Excel BI - PowerQuery Challenge 369

excel-challenges
power-query
HxId,ParentId,CreatedDate,OldValue,NewValue ParentId Status Path Lifecycle Days H001,APP-101,2024-01-01,Created APP-101
Published

March 24, 2026

Illustration for Excel BI - PowerQuery Challenge 369

Challenge Description

HxId,ParentId,CreatedDate,OldValue,NewValue ParentId Status Path Lifecycle Days H001,APP-101,2024-01-01,Created APP-101

Solutions

library(tidyverse)
library(readxl)

path <- "Power Query/300-399/369/PQ_Challenge_369.xlsx"
input <- read_excel(path, range = "A1:A21", col_names = FALSE)
test <- read_excel(path, range = "C1:E4")

result <- input %>%
  separate_wider_delim(
    col = 1,
    delim = ",",
    names = c("HxId", "ParentId", "CreatedDate", "OldValue", "NewValue"),
    too_few = "align_start"
  ) %>%
  janitor::row_to_names(1) %>%
  mutate(
    CreatedDate = as.Date(CreatedDate),
    Status = coalesce(NewValue, OldValue)
  ) %>%
  arrange(ParentId, CreatedDate) %>%
  summarise(
    `Status Path` = str_c(Status, collapse = " > "),
    `Lifecycle Days` = as.integer(max(CreatedDate) - min(CreatedDate)),
    .by = ParentId
  )

all.equal(result, test)
#> [1] TRUE
  • Logic:

    • Reads the workbook range needed for the challenge

    • Aggregates or ranks values at the relevant grouping level

    • Builds helper columns that drive the final output

    • Uses direct pattern parsing where the workbook encodes logic in text

  • Strengths:

    • The R solution stays close to the workbook logic and keeps the transformation compact.
  • Areas for Improvement:

    • The code assumes the workbook layout and selected ranges remain stable.
  • Gem:

    • The best part of the solution is choosing the right intermediate shape before formatting the final output.
import pandas as pd

path = "Power Query/300-399/369/PQ_Challenge_369.xlsx"

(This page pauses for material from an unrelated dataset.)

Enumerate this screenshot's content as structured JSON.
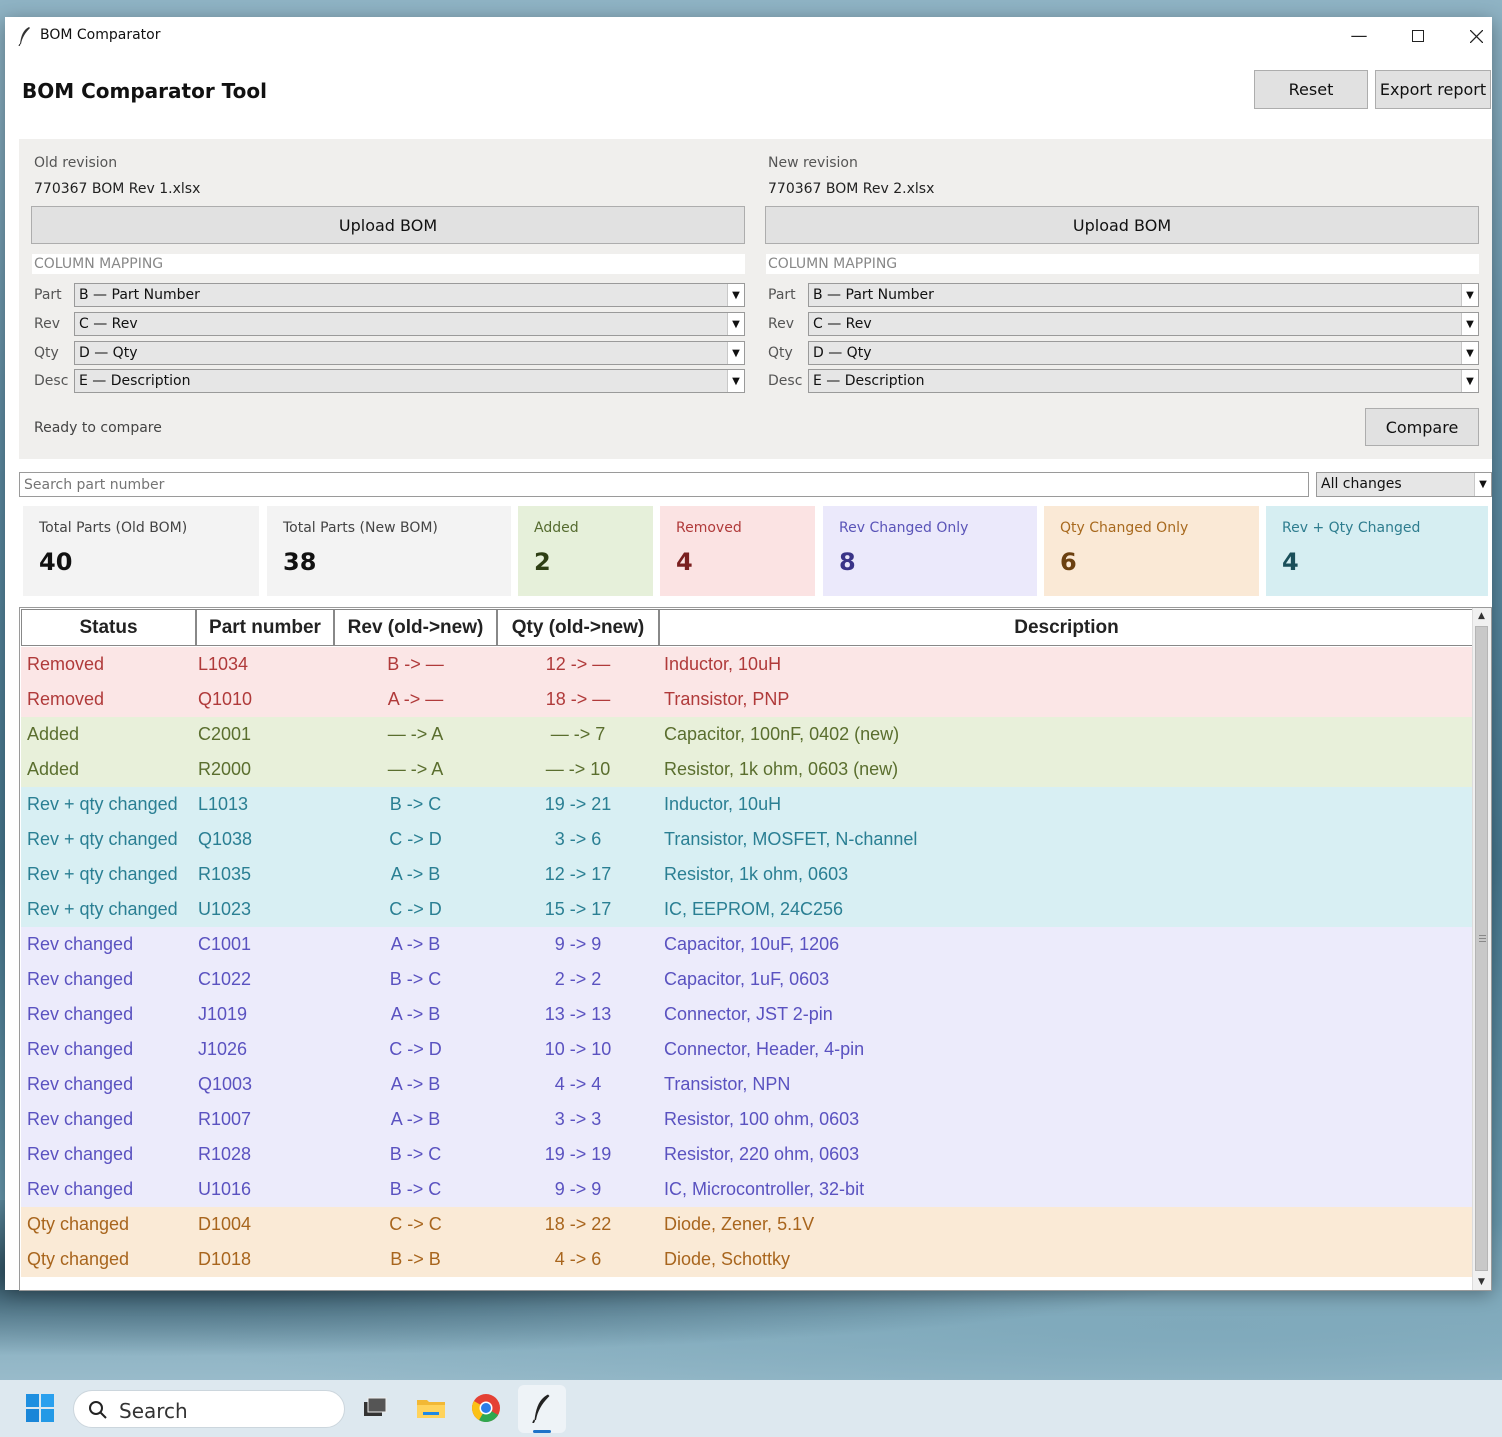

input = pd.read_excel(path, usecols="A", nrows=21, header=None)
test = pd.read_excel(path, usecols="C:E", nrows=3)

input = input[0].str.split(",", expand=True)
input.columns = input.iloc[0]
input = input[1:]

input["CreatedDate"] = pd.to_datetime(input["CreatedDate"], errors='coerce')
input["Status"] = input["NewValue"].combine_first(input["OldValue"])
input = input.sort_values(by=["ParentId", "CreatedDate"])

result = input.groupby("ParentId").agg(
    Status_Path=("Status", lambda x: " > ".join(x.dropna())),
    Lifecycle_Days=("CreatedDate", lambda x: (x.max() - x.min()).days)
).reset_index().rename(columns={"Status_Path": "Status Path", "Lifecycle_Days": "Lifecycle Days"})
print(result.equals(test))
# > True
  • Logic:

    • Reads the workbook range needed for the challenge

    • Aggregates or ranks values at the relevant grouping level

  • Strengths:

    • The Python version follows the same workbook rule in a direct pandas-oriented implementation.
  • Areas for Improvement:

    • As with the R version, any workbook layout change would require small adjustments.
  • Gem:

    • The implementation stays close to the source challenge instead of adding unnecessary abstraction.

Difficulty Level

This task is moderate:

  • It combines reshaping, grouping, or parsing steps that are common in Power Query style problems.

  • The main challenge is reproducing the workbook output structure exactly.